Application notes
2D v 3D Cell Culture
The benefits of 3D cell culture over conventional 2D culture are widely accepted in the scientific community. Traditional 2D cell culture methods subject cells to an un-physiological architectural state. When cultured in 2D, mammalian cells assume a bipolar state with a basal and apical side. In order to tackle this unnatural morphology, cytoskeletal re-modelling takes place and the subsequent ultrastructure of the cell is greatly altered (Ravi et al., 2015). Cells cultured in 2D also have unlimited access to oxygen, nutrients and metabolites –which is not the case in their respective tissues in vivo. These limitations ultimately mean those laboratories undertaking assays on cells in this unnatural environment yield less reliable results in vitro.
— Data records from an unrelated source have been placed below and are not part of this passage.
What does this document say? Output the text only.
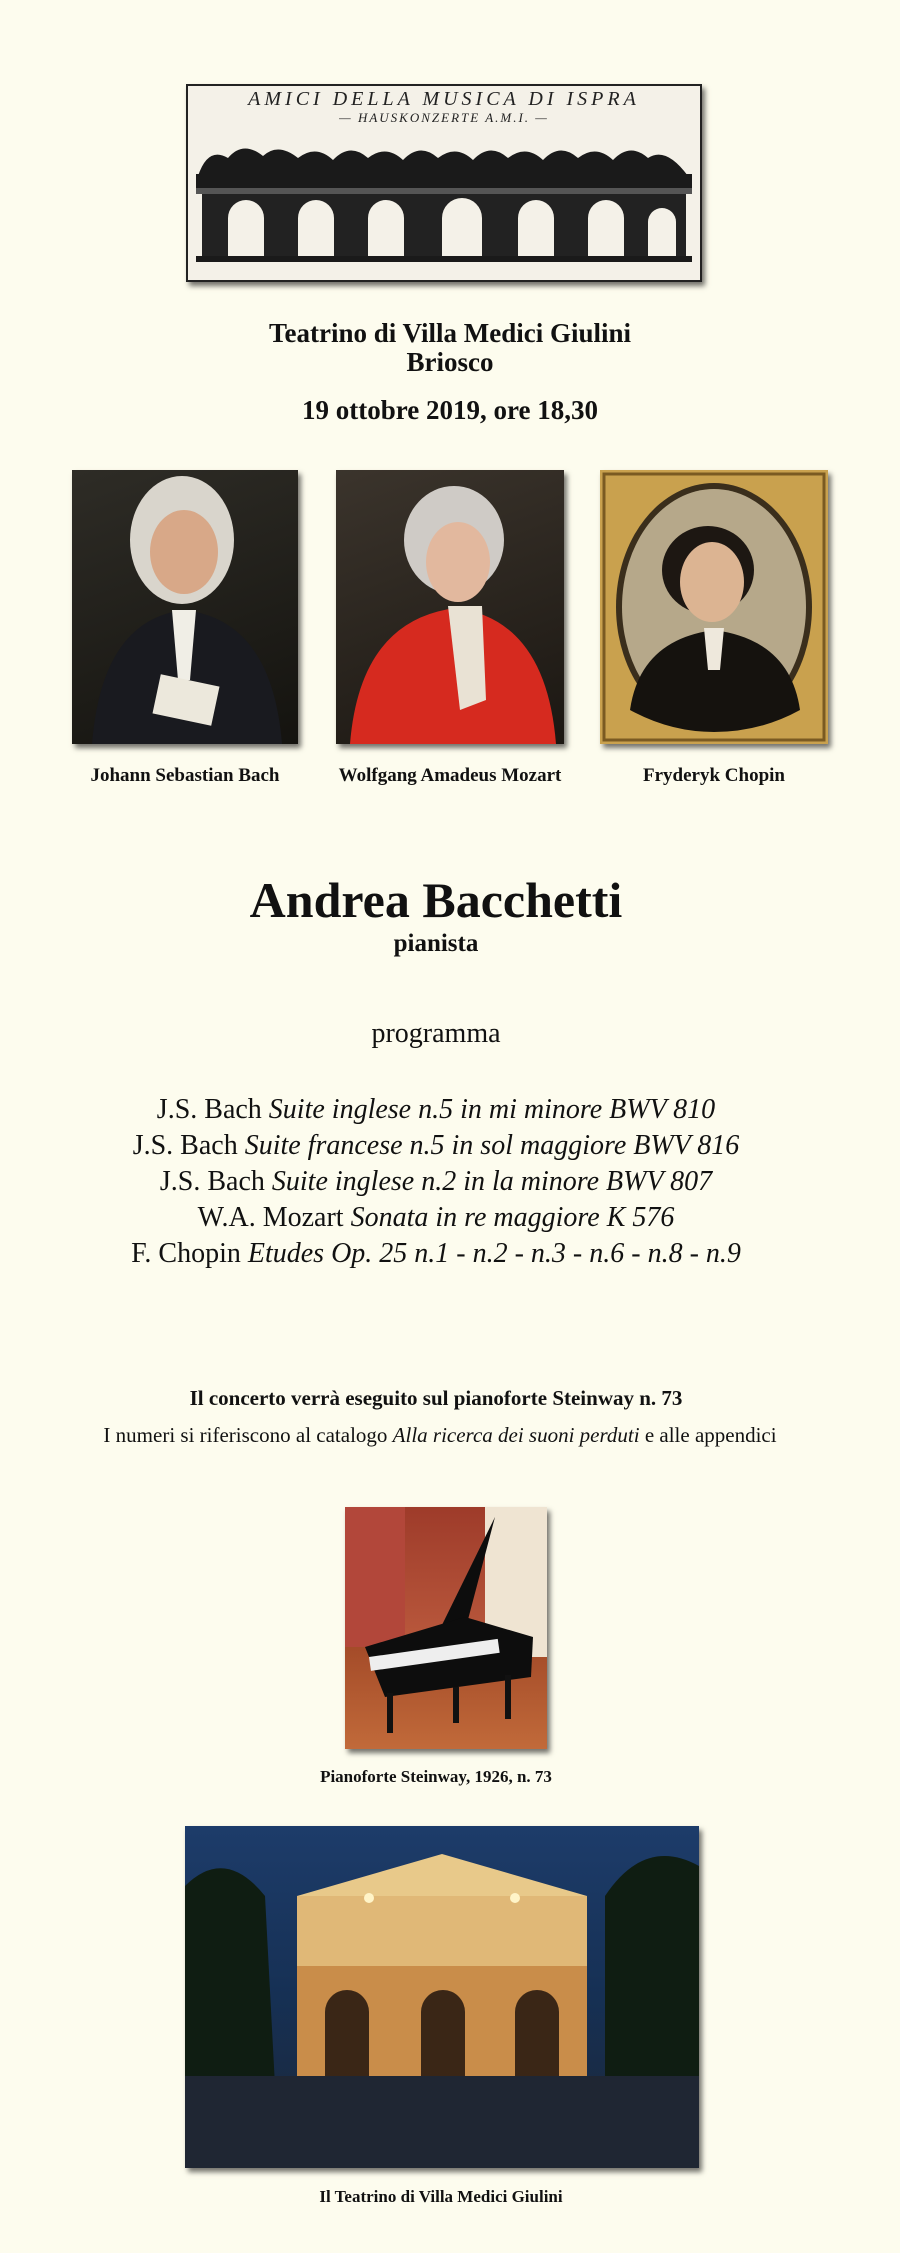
AMICI DELLA MUSICA DI ISPRA
— HAUSKONZERTE A.M.I. —
Teatrino di Villa Medici Giulini
Briosco
19 ottobre 2019, ore 18,30
Johann Sebastian Bach	Wolfgang Amadeus Mozart	Fryderyk Chopin
Andrea Bacchetti
pianista
programma
J.S. Bach Suite inglese n.5 in mi minore BWV 810
J.S. Bach Suite francese n.5 in sol maggiore BWV 816
J.S. Bach Suite inglese n.2 in la minore BWV 807
W.A. Mozart Sonata in re maggiore K 576
F. Chopin Etudes Op. 25 n.1 - n.2 - n.3 - n.6 - n.8 - n.9
Il concerto verrà eseguito sul pianoforte Steinway n. 73
I numeri si riferiscono al catalogo Alla ricerca dei suoni perduti e alle appendici
Pianoforte Steinway, 1926, n. 73
Il Teatrino di Villa Medici Giulini
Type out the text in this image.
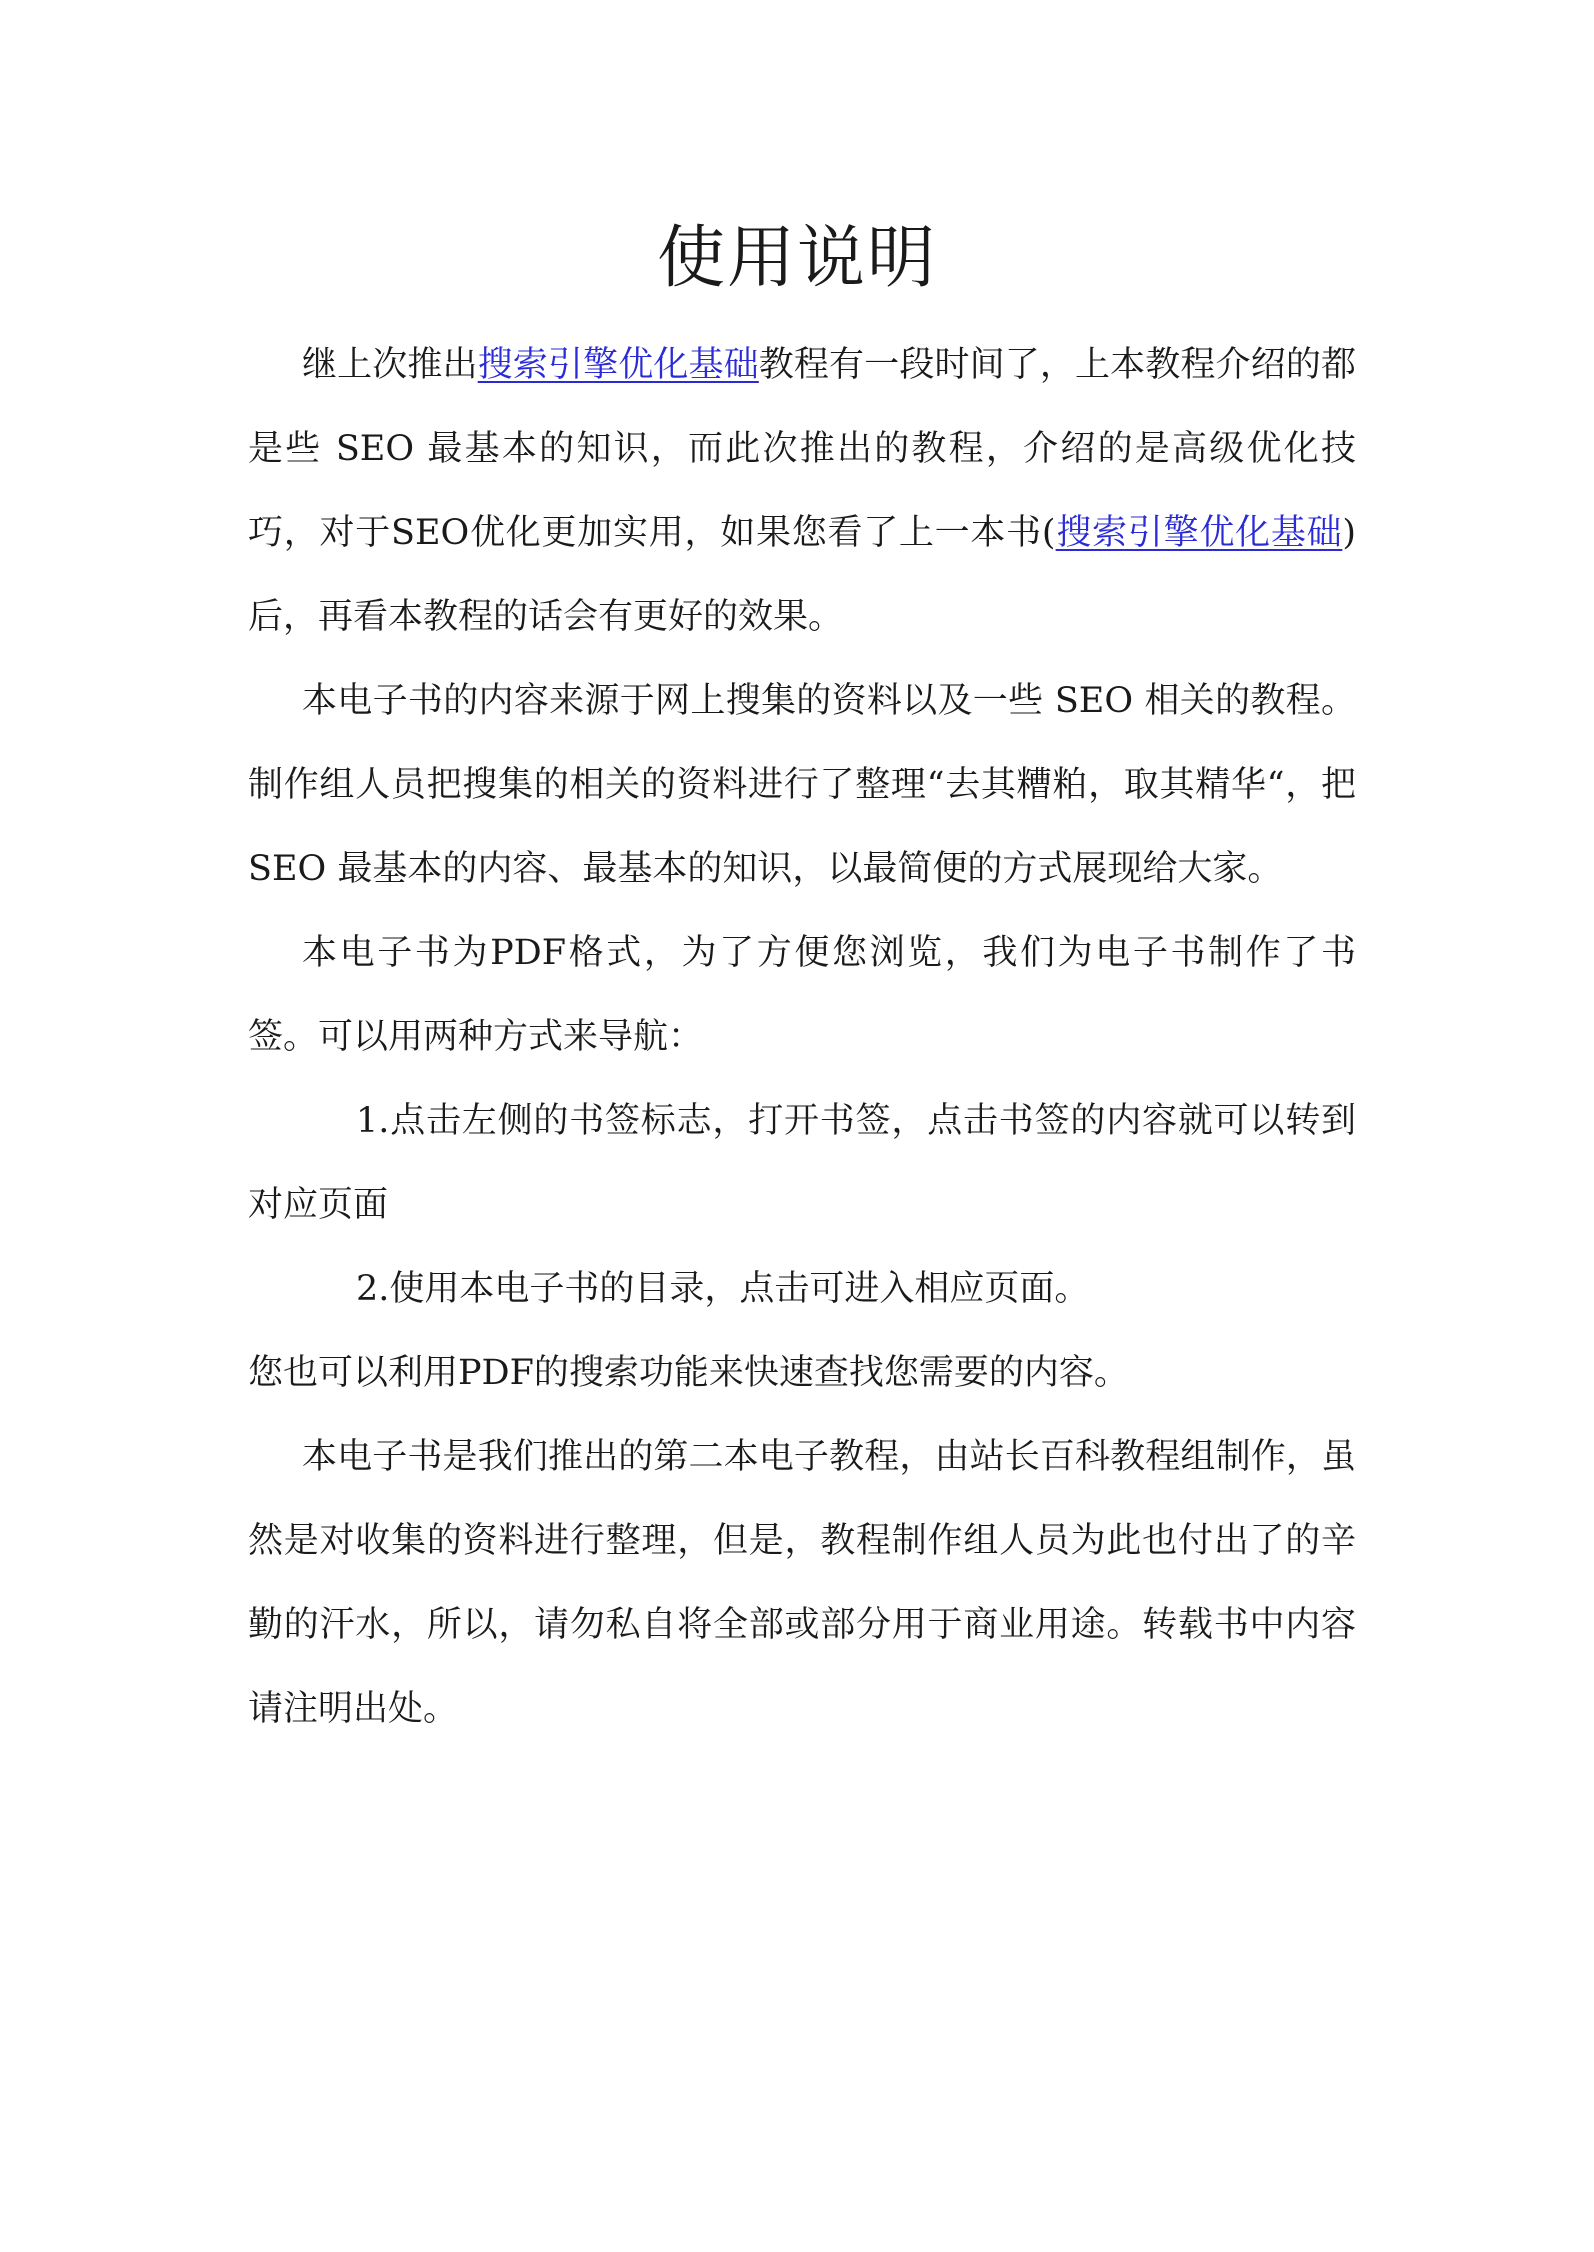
使用说明

继上次推出搜索引擎优化基础教程有一段时间了，上本教程介绍的都是些 SEO 最基本的知识，而此次推出的教程，介绍的是高级优化技巧，对于SEO优化更加实用，如果您看了上一本书(搜索引擎优化基础)后，再看本教程的话会有更好的效果。

本电子书的内容来源于网上搜集的资料以及一些 SEO 相关的教程。制作组人员把搜集的相关的资料进行了整理“去其糟粕，取其精华“，把 SEO 最基本的内容、最基本的知识，以最简便的方式展现给大家。

本电子书为PDF格式，为了方便您浏览，我们为电子书制作了书签。可以用两种方式来导航：

1.点击左侧的书签标志，打开书签，点击书签的内容就可以转到对应页面

2.使用本电子书的目录，点击可进入相应页面。

您也可以利用PDF的搜索功能来快速查找您需要的内容。

本电子书是我们推出的第二本电子教程，由站长百科教程组制作，虽然是对收集的资料进行整理，但是，教程制作组人员为此也付出了的辛勤的汗水，所以，请勿私自将全部或部分用于商业用途。转载书中内容请注明出处。
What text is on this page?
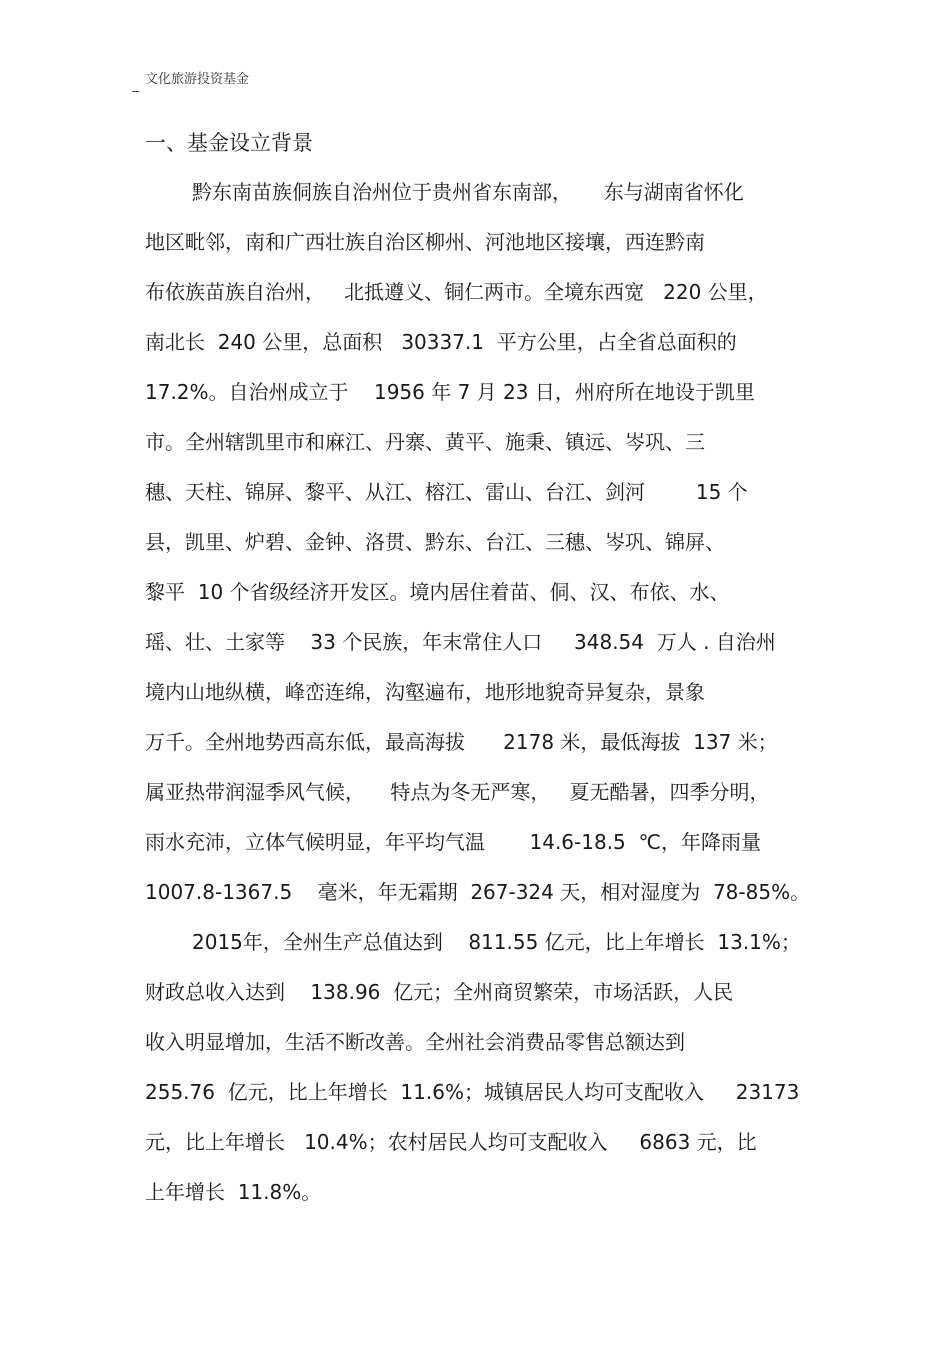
文化旅游投资基金
--
一、基金设立背景
黔东南苗族侗族自治州位于贵州省东南部，     东与湖南省怀化
地区毗邻，南和广西壮族自治区柳州、河池地区接壤，西连黔南
布依族苗族自治州，   北抵遵义、铜仁两市。全境东西宽   220 公里，
南北长  240 公里，总面积   30337.1  平方公里，占全省总面积的
17.2%。自治州成立于    1956 年 7 月 23 日，州府所在地设于凯里
市。全州辖凯里市和麻江、丹寨、黄平、施秉、镇远、岑巩、三
穗、天柱、锦屏、黎平、从江、榕江、雷山、台江、剑河        15 个
县，凯里、炉碧、金钟、洛贯、黔东、台江、三穗、岑巩、锦屏、
黎平  10 个省级经济开发区。境内居住着苗、侗、汉、布依、水、
瑶、壮、土家等    33 个民族，年末常住人口     348.54  万人 . 自治州
境内山地纵横，峰峦连绵，沟壑遍布，地形地貌奇异复杂，景象
万千。全州地势西高东低，最高海拔      2178 米，最低海拔  137 米；
属亚热带润湿季风气候，    特点为冬无严寒，   夏无酷暑，四季分明，
雨水充沛，立体气候明显，年平均气温       14.6-18.5  ℃，年降雨量
1007.8-1367.5    毫米，年无霜期  267-324 天，相对湿度为  78-85%。
2015年，全州生产总值达到    811.55 亿元，比上年增长  13.1%；
财政总收入达到    138.96  亿元；全州商贸繁荣，市场活跃，人民
收入明显增加，生活不断改善。全州社会消费品零售总额达到
255.76  亿元，比上年增长  11.6%；城镇居民人均可支配收入     23173
元，比上年增长   10.4%；农村居民人均可支配收入     6863 元，比
上年增长  11.8%。
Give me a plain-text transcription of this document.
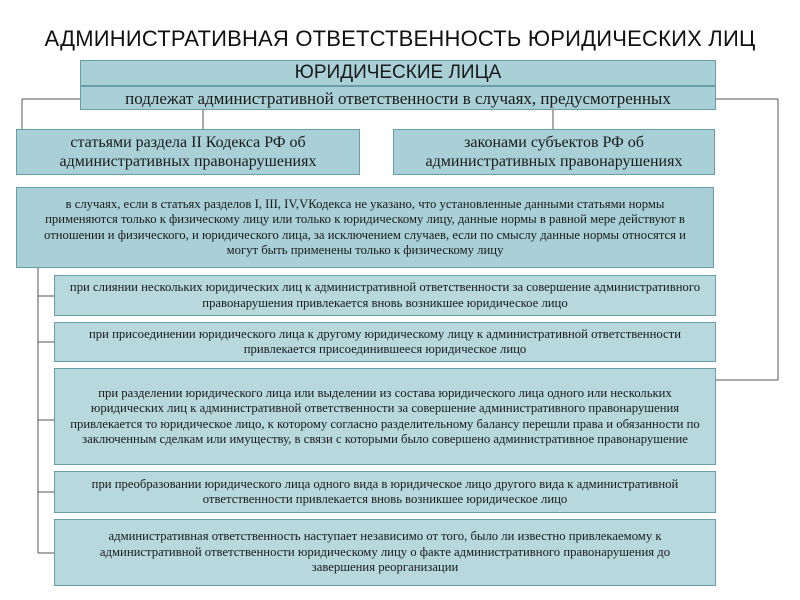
АДМИНИСТРАТИВНАЯ ОТВЕТСТВЕННОСТЬ ЮРИДИЧЕСКИХ ЛИЦ
ЮРИДИЧЕСКИЕ ЛИЦА
подлежат административной ответственности в случаях, предусмотренных
статьями раздела II Кодекса РФ об административных правонарушениях
законами субъектов РФ об административных правонарушениях
в случаях, если в статьях разделов I, III, IV,VКодекса не указано, что установленные данными статьями нормы применяются только к физическому лицу или только к юридическому лицу, данные нормы в равной мере действуют в отношении и физического, и юридического лица, за исключением случаев, если по смыслу данные нормы относятся и могут быть применены только к физическому лицу
при слиянии нескольких юридических лиц к административной ответственности за совершение административного правонарушения привлекается вновь возникшее юридическое лицо
при присоединении юридического лица к другому юридическому лицу к административной ответственности привлекается присоединившееся юридическое лицо
при разделении юридического лица или выделении из состава юридического лица одного или нескольких юридических лиц к административной ответственности за совершение административного правонарушения привлекается то юридическое лицо, к которому согласно разделительному балансу перешли права и обязанности по заключенным сделкам или имуществу, в связи с которыми было совершено административное правонарушение
при преобразовании юридического лица одного вида в юридическое лицо другого вида к административной ответственности привлекается вновь возникшее юридическое лицо
административная ответственность наступает независимо от того, было ли известно привлекаемому к административной ответственности юридическому лицу о факте административного правонарушения до завершения реорганизации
3D cell culture creates a 3D architecture for cell growth, offering a closer knit and physiologically relevant environment. Growth of cells on 3D scaffolds promotes accurate cell-to-cell and cell-to-extracellular environment interactions with variable access to oxygen, nutrients and metabolites. Mammalian cells that sit within a more representative environment, reflective of their host tissue in vivo, exhibit more relevant gene expression, splicing topology and biomarkers in vitro, which in turn offers far greater reliability in terms of drug and toxicity modelling in the lab (Lv et al., 2016).